Of course, the 1-6 Redskins haven't matched San Diego's production from the new set. Gibbs has chosen to run the ball more, utilizing the talents of Joe Washington and John Riggins. But he also doesn't have the depth and quickness at wide receiver that he enjoyed with the Chargers. And he doesn't have a tight end here with the receiving abilities of Kellen Winslow, either.
But Gibbs slowly is opening things up. He has inserted Rich Caster, his best pass-catching tight end, as a regular today. And he has benched receiver Ricky Thompson, replacing him with Virgil Seay, the 5-foot-7 sprinter who is getting his first NFL start. Terry Metcalf, who was moved this week from halfback to the outside, also will be used in Thompson's spot, according to Gibbs.

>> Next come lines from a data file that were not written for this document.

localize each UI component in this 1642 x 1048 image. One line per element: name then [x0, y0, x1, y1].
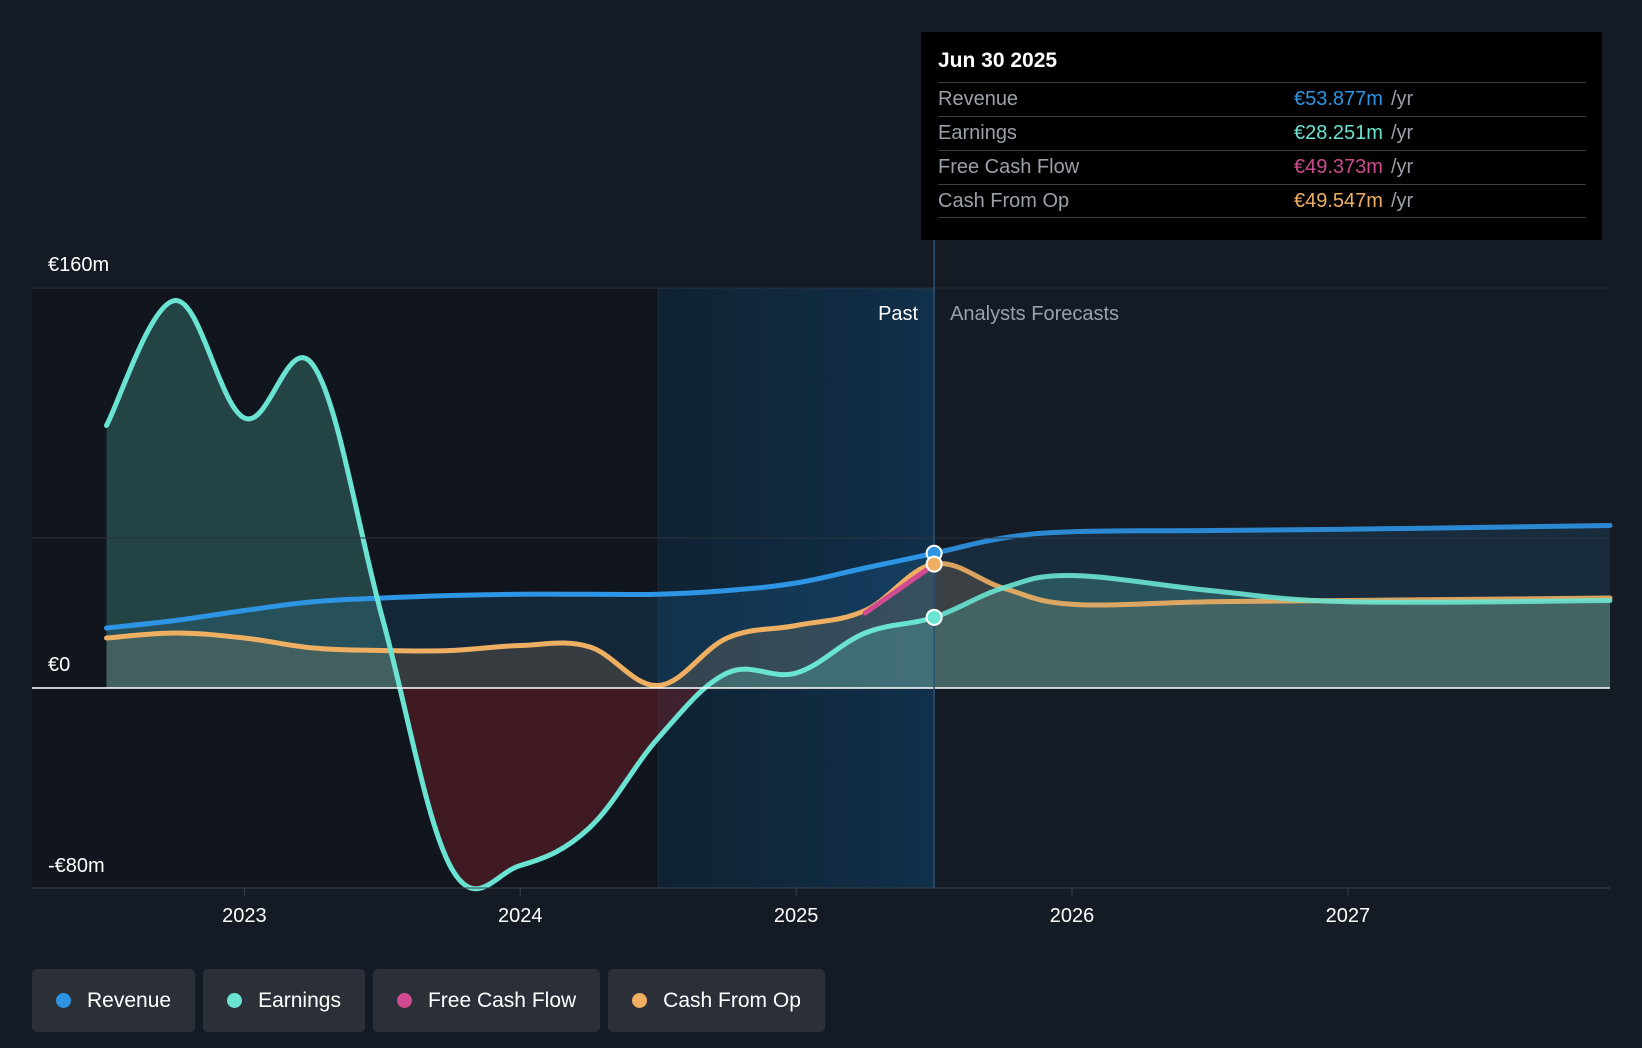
- cash-from-op-forecast-line: [934, 561, 1613, 608]
- legend-item-free-cash-flow[interactable]: Free Cash Flow: [372, 969, 601, 1032]
- legend-dot-icon: [396, 993, 412, 1008]
- tooltip-value: €28.251m: [1294, 122, 1383, 144]
- x-tick-label: 2025: [774, 905, 819, 927]
- y-tick-label: €160m: [48, 254, 109, 276]
- legend-item-revenue[interactable]: Revenue: [32, 969, 196, 1032]
- earnings-forecast-line: [934, 572, 1613, 620]
- legend-item-earnings[interactable]: Earnings: [203, 969, 365, 1032]
- tooltip-row-cash-from-op: Cash From Op €49.547m /yr: [938, 184, 1586, 218]
- tooltip-label: Revenue: [938, 88, 1019, 110]
- x-tick-label: 2023: [222, 905, 267, 927]
- highlight-region: [658, 288, 935, 888]
- past-region: [32, 288, 659, 888]
- revenue-line: [103, 550, 935, 631]
- x-tick-label: 2024: [498, 905, 543, 927]
- earnings-area: [106, 300, 1610, 688]
- legend-label: Free Cash Flow: [427, 988, 577, 1012]
- cash-from-op-area: [106, 563, 1611, 688]
- legend-label: Revenue: [87, 988, 172, 1012]
- legend-dot-icon: [56, 993, 71, 1008]
- legend-label: Cash From Op: [663, 988, 801, 1012]
- past-label: Past: [878, 303, 918, 325]
- x-tick-label: 2027: [1326, 905, 1371, 927]
- tooltip: Jun 30 2025 Revenue €53.877m /yr Earning…: [921, 32, 1602, 240]
- legend: Revenue Earnings Free Cash Flow Cash Fro…: [32, 969, 825, 1032]
- tooltip-label: Free Cash Flow: [938, 156, 1080, 178]
- earnings-line: [103, 297, 935, 892]
- legend-item-cash-from-op[interactable]: Cash From Op: [608, 969, 825, 1032]
- cash-from-op-point: [925, 555, 943, 573]
- tooltip-unit: /yr: [1390, 156, 1414, 178]
- earnings-negative-area: [106, 688, 1610, 889]
- y-tick-label: €0: [48, 654, 70, 676]
- tooltip-label: Earnings: [938, 122, 1017, 144]
- tooltip-label: Cash From Op: [938, 190, 1070, 212]
- legend-dot-icon: [227, 993, 243, 1008]
- legend-dot-icon: [632, 993, 648, 1008]
- revenue-forecast-line: [934, 523, 1613, 556]
- chart-svg: €160m €0 -€80m 2023 2024 2025 2026 2027 Past Anal…: [32, 238, 1613, 927]
- tooltip-date: Jun 30 2025: [938, 49, 1058, 72]
- tooltip-unit: /yr: [1390, 190, 1414, 212]
- y-tick-label: -€80m: [48, 855, 105, 877]
- legend-label: Earnings: [258, 988, 341, 1012]
- x-tick-label: 2026: [1050, 905, 1095, 927]
- tooltip-unit: /yr: [1390, 122, 1414, 144]
- tooltip-unit: /yr: [1390, 88, 1414, 110]
- tooltip-row-revenue: Revenue €53.877m /yr: [938, 82, 1586, 116]
- tooltip-row-earnings: Earnings €28.251m /yr: [938, 116, 1586, 150]
- forecast-label: Analysts Forecasts: [950, 303, 1119, 325]
- tooltip-value: €49.373m: [1294, 156, 1383, 178]
- tooltip-value: €49.547m: [1294, 190, 1383, 212]
- tooltip-value: €53.877m: [1294, 88, 1383, 110]
- earnings-point: [925, 608, 943, 626]
- cash-from-op-line: [103, 561, 935, 688]
- tooltip-row-free-cash-flow: Free Cash Flow €49.373m /yr: [938, 150, 1586, 184]
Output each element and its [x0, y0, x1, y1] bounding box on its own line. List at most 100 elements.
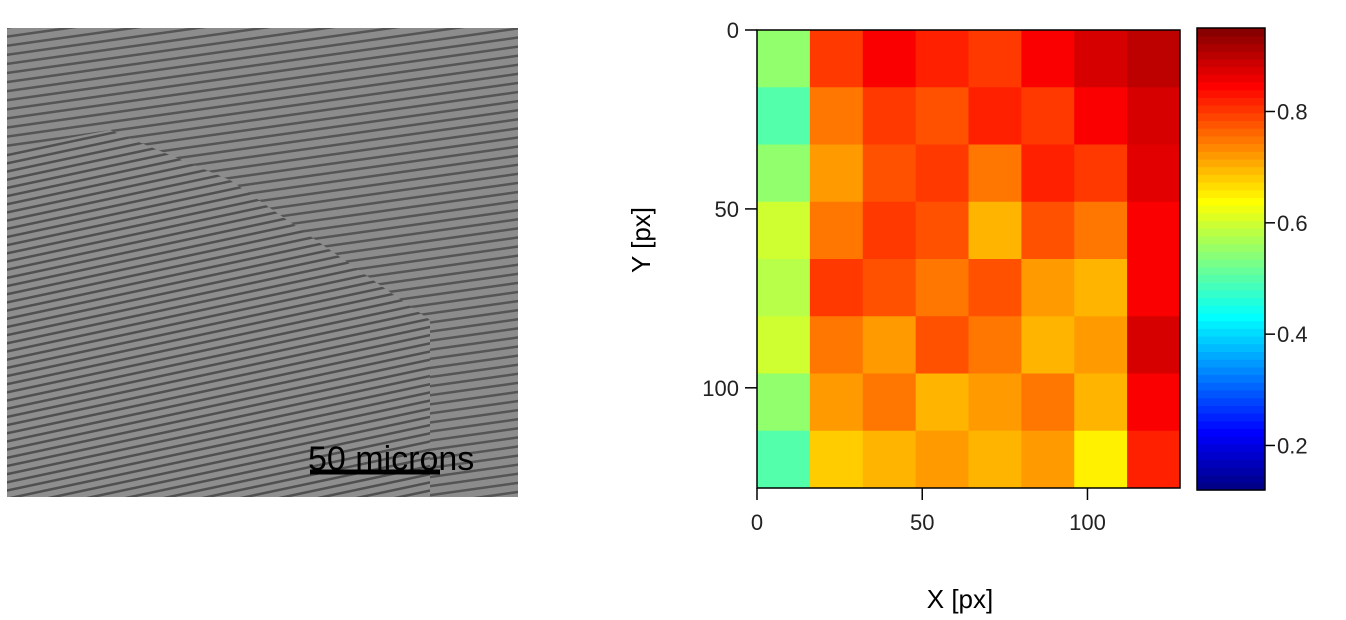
heatmap-cell [1127, 373, 1181, 432]
heatmap-cell [968, 430, 1022, 489]
colorbar-band [1197, 51, 1265, 60]
heatmap-cell [862, 316, 917, 374]
colorbar-band [1197, 89, 1265, 98]
colorbar-band [1197, 274, 1265, 283]
colorbar-band [1197, 482, 1265, 491]
heatmap-cell [862, 144, 917, 203]
colorbar-band [1197, 74, 1265, 83]
heatmap-cell [809, 144, 864, 203]
heatmap-cell [809, 430, 864, 489]
colorbar-band [1197, 366, 1265, 376]
colorbar-band [1197, 135, 1265, 145]
colorbar-band [1197, 474, 1265, 483]
y-axis-label: Y [px] [626, 207, 656, 273]
colorbar-band [1197, 166, 1265, 175]
heatmap-cell [968, 373, 1022, 432]
heatmap-cell [757, 430, 811, 489]
colorbar-band [1197, 459, 1265, 468]
colorbar-tick-label: 0.6 [1277, 211, 1308, 236]
colorbar-band [1197, 143, 1265, 152]
colorbar-band [1197, 336, 1265, 345]
heatmap-cell [1021, 316, 1075, 374]
colorbar-band [1197, 351, 1265, 360]
colorbar-band [1197, 174, 1265, 183]
heatmap-cell [1074, 201, 1128, 260]
heatmap-cell [915, 316, 969, 374]
colorbar-band [1197, 81, 1265, 91]
colorbar-band [1197, 197, 1265, 206]
heatmap-cell [1127, 316, 1181, 374]
colorbar-band [1197, 312, 1265, 322]
heatmap-cell [1021, 201, 1075, 260]
x-axis-label: X [px] [927, 584, 993, 614]
x-tick-label: 100 [1069, 510, 1106, 535]
colorbar-band [1197, 343, 1265, 352]
heatmap-cell [862, 259, 917, 317]
heatmap-cell [862, 30, 917, 88]
heatmap-cell [809, 373, 864, 432]
heatmap-cell [862, 87, 917, 145]
colorbar-band [1197, 228, 1265, 237]
heatmap-cell [915, 30, 969, 88]
heatmap-cell [1127, 201, 1181, 260]
x-tick-label: 50 [910, 510, 934, 535]
plot-frame [756, 29, 1181, 489]
heatmap-cell [757, 201, 811, 260]
heatmap-cell [1021, 259, 1075, 317]
colorbar-band [1197, 58, 1265, 68]
colorbar-band [1197, 35, 1265, 44]
colorbar-band [1197, 389, 1265, 399]
colorbar-band [1197, 305, 1265, 314]
colorbar-tick-label: 0.4 [1277, 322, 1308, 347]
colorbar-tick-label: 0.8 [1277, 99, 1308, 124]
heatmap-cell [862, 430, 917, 489]
heatmap-cell [1074, 87, 1128, 145]
colorbar-band [1197, 436, 1265, 445]
colorbar-band [1197, 212, 1265, 222]
heatmap-cell [1021, 430, 1075, 489]
micrograph: 50 microns [7, 28, 518, 497]
colorbar-band [1197, 66, 1265, 75]
heatmap-cell [1127, 87, 1181, 145]
colorbar-band [1197, 428, 1265, 437]
colorbar-frame [1196, 27, 1266, 491]
colorbar-band [1197, 205, 1265, 214]
heatmap-cell [1074, 144, 1128, 203]
heatmap-cell [809, 201, 864, 260]
heatmap-cell [757, 87, 811, 145]
heatmap-cell [809, 30, 864, 88]
y-tick-label: 100 [702, 376, 739, 401]
heatmap-cell [915, 201, 969, 260]
heatmap-cell [1127, 144, 1181, 203]
heatmap-cell [862, 373, 917, 432]
heatmap-cell [915, 87, 969, 145]
colorbar-band [1197, 220, 1265, 229]
colorbar-band [1197, 320, 1265, 329]
heatmap-cell [1074, 430, 1128, 489]
heatmap-cell [968, 201, 1022, 260]
y-tick-label: 0 [727, 18, 739, 43]
heatmap-cell [1074, 30, 1128, 88]
colorbar-band [1197, 158, 1265, 168]
heatmap-cell [968, 259, 1022, 317]
colorbar-band [1197, 120, 1265, 129]
heatmap-cell [1127, 430, 1181, 489]
heatmap-cell [809, 87, 864, 145]
heatmap-cell [1127, 259, 1181, 317]
colorbar-band [1197, 413, 1265, 422]
heatmap-cell [757, 30, 811, 88]
colorbar-band [1197, 374, 1265, 383]
heatmap-cell [1074, 316, 1128, 374]
colorbar-band [1197, 105, 1265, 114]
colorbar-band [1197, 297, 1265, 306]
heatmap-cell [968, 30, 1022, 88]
heatmap-cell [757, 373, 811, 432]
heatmap-cell [757, 144, 811, 203]
heatmap-cell [1127, 30, 1181, 88]
colorbar-band [1197, 466, 1265, 476]
colorbar-band [1197, 289, 1265, 299]
colorbar-band [1197, 420, 1265, 429]
heatmap-cell [968, 87, 1022, 145]
y-tick-label: 50 [715, 197, 739, 222]
heatmap-cell [809, 259, 864, 317]
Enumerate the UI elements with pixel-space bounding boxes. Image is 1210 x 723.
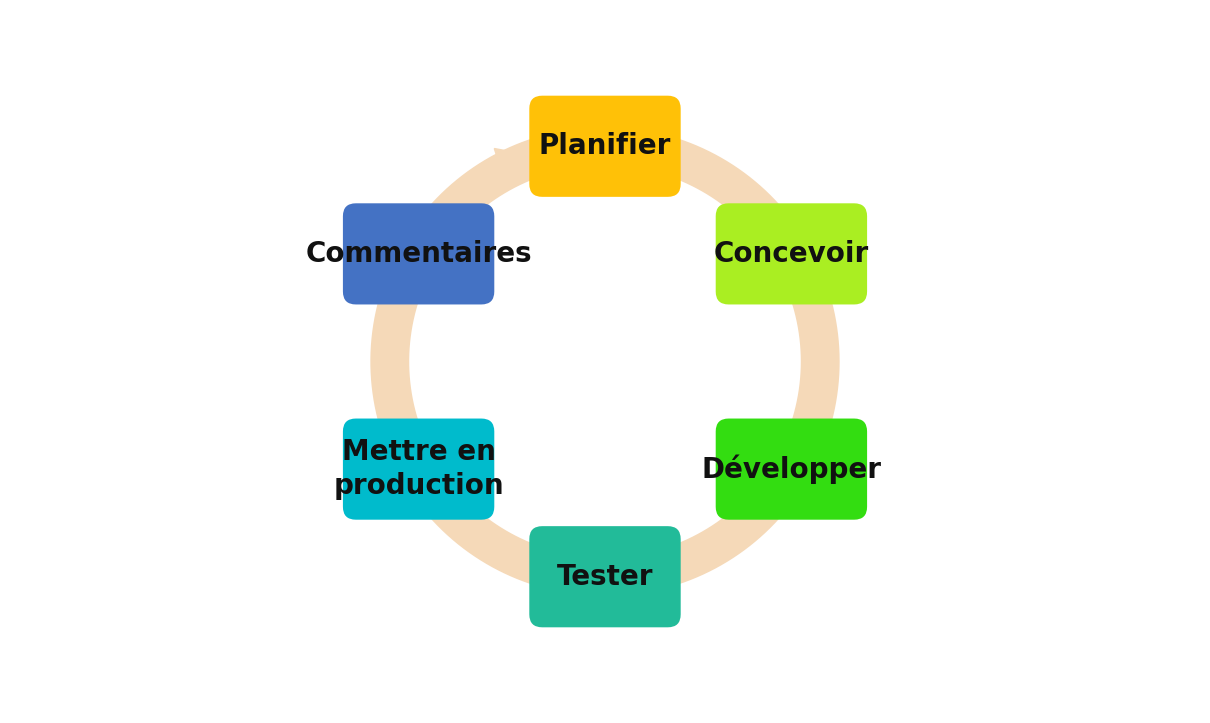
- FancyBboxPatch shape: [342, 419, 495, 520]
- Text: Planifier: Planifier: [538, 132, 672, 161]
- Text: Mettre en
production: Mettre en production: [333, 438, 503, 500]
- Polygon shape: [495, 148, 538, 189]
- Text: Concevoir: Concevoir: [714, 240, 869, 268]
- FancyBboxPatch shape: [342, 203, 495, 304]
- FancyBboxPatch shape: [715, 419, 868, 520]
- FancyBboxPatch shape: [529, 526, 681, 628]
- Text: Développer: Développer: [702, 454, 881, 484]
- FancyBboxPatch shape: [715, 203, 868, 304]
- FancyBboxPatch shape: [529, 95, 681, 197]
- Text: Commentaires: Commentaires: [305, 240, 532, 268]
- Text: Tester: Tester: [557, 562, 653, 591]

"We need to get more point production from the yards we are making," Gibbs said. "We also need to keep practicing ball control. I feel our best chance of winning right now is to limit our turnovers and put together some long marches.
"People don't realize that since we've gone to two tight ends, our passing percentage is something like 70 percent. I'm just disappointed that we haven't gotten more points out of it. When you run as well as we have and pass that accurately, you should score."
Last week against Miami, Gibbs hoped the two-tight-end set would function well enough to put his defense in a spot to win the game. But now, with his defensive line and linebackers limping badly, the offense has to play a more aggressive role.
Despite their 2-5 record, the Patriots have had no trouble moving the ball this season and are favored by three points. New England has gained at least 436 yards the last four weeks and is averaging 24 points a game, even with 19 interceptions. In one half alone against the Jets, quarterback Steve Grogan, who has regained his starting job from Matt Cavanaugh, threw for 330 yards.
However, opponents also have had little trouble with the New England defense, especially on the ground. Until they held Earl Campbell to 86 yards last Sunday, the Patriots had been surrendering 219 rushing yards a game.
Does that mean Washington fans will see nothing but Riggins up the middle and Washington around end today?
"Our runners are our most productive players," Gibbs responded, "so naturally we are going to use them. But we need some more big plays, whether we get them from running or passing or special teams. We tried for some big gainers against Miami last week; they just didn't work. But don't think we have given up trying to go after people."
The Redskin defense is hardly ready for a shootout with New England. Outside linebackers Monte Coleman and Brad Dusek both are playing with bad shoulders, defensive end Mat Mendenhall is starting despite a gimpy knee and tackle Wilbur Young still has a sore toe. And they'll be trying to improve an already spotty pass rush against one of the NFL's better offensive lines.
But the Patriots, the league's biggest early season flop along with Oakland, aren't healthy, either. Cornerback Mike Haynes is out with a collapsed lung, fullback Sam Cunningham is hobbled with a leg pull and Steve Nelson, their best linebacker, is on injured reserve.
Gibbs' original decision to go with a standard two-back pro set at the start of the season probably ranks as the most glaring mistake he has made in his short head-coaching career.
He's much more comfortable with the two-tight-end formation, and believes in it completely. But he felt a two-back offense was better suited to his backfield depth.
"I was wrong," he said. "I just like the two-tight-end operation better. When we had all of our backs injured, we were forced to switch from the two-back set to the one-back set. Now we are running the ball better, we haven't committed as many mistakes and we are much more balanced.
"Why is it better? First of all, it gives you two strong blockers (the tight ends) on either side, which helps your running game and your pass protection. Second, you have four receivers right at the line of scrimmage to get out into patterns quickly. Third, you can change formations out of it so easily by sending people in motion, which hurts the defense.
"Even without motion, the strong safety has to take one tight end and that means someone, like the free safety, has to take the other tight end. The free safety can't double-team as well that way, and it opens things up for passing.
"The teams we've played already have admitted what I know. They said we are the hardest around to prepare for. That doesn't sound like we are conservative at all."
The Redskins activated rookie linebacker Quentin Lowry yesterday and waived quarterback Mike Rae.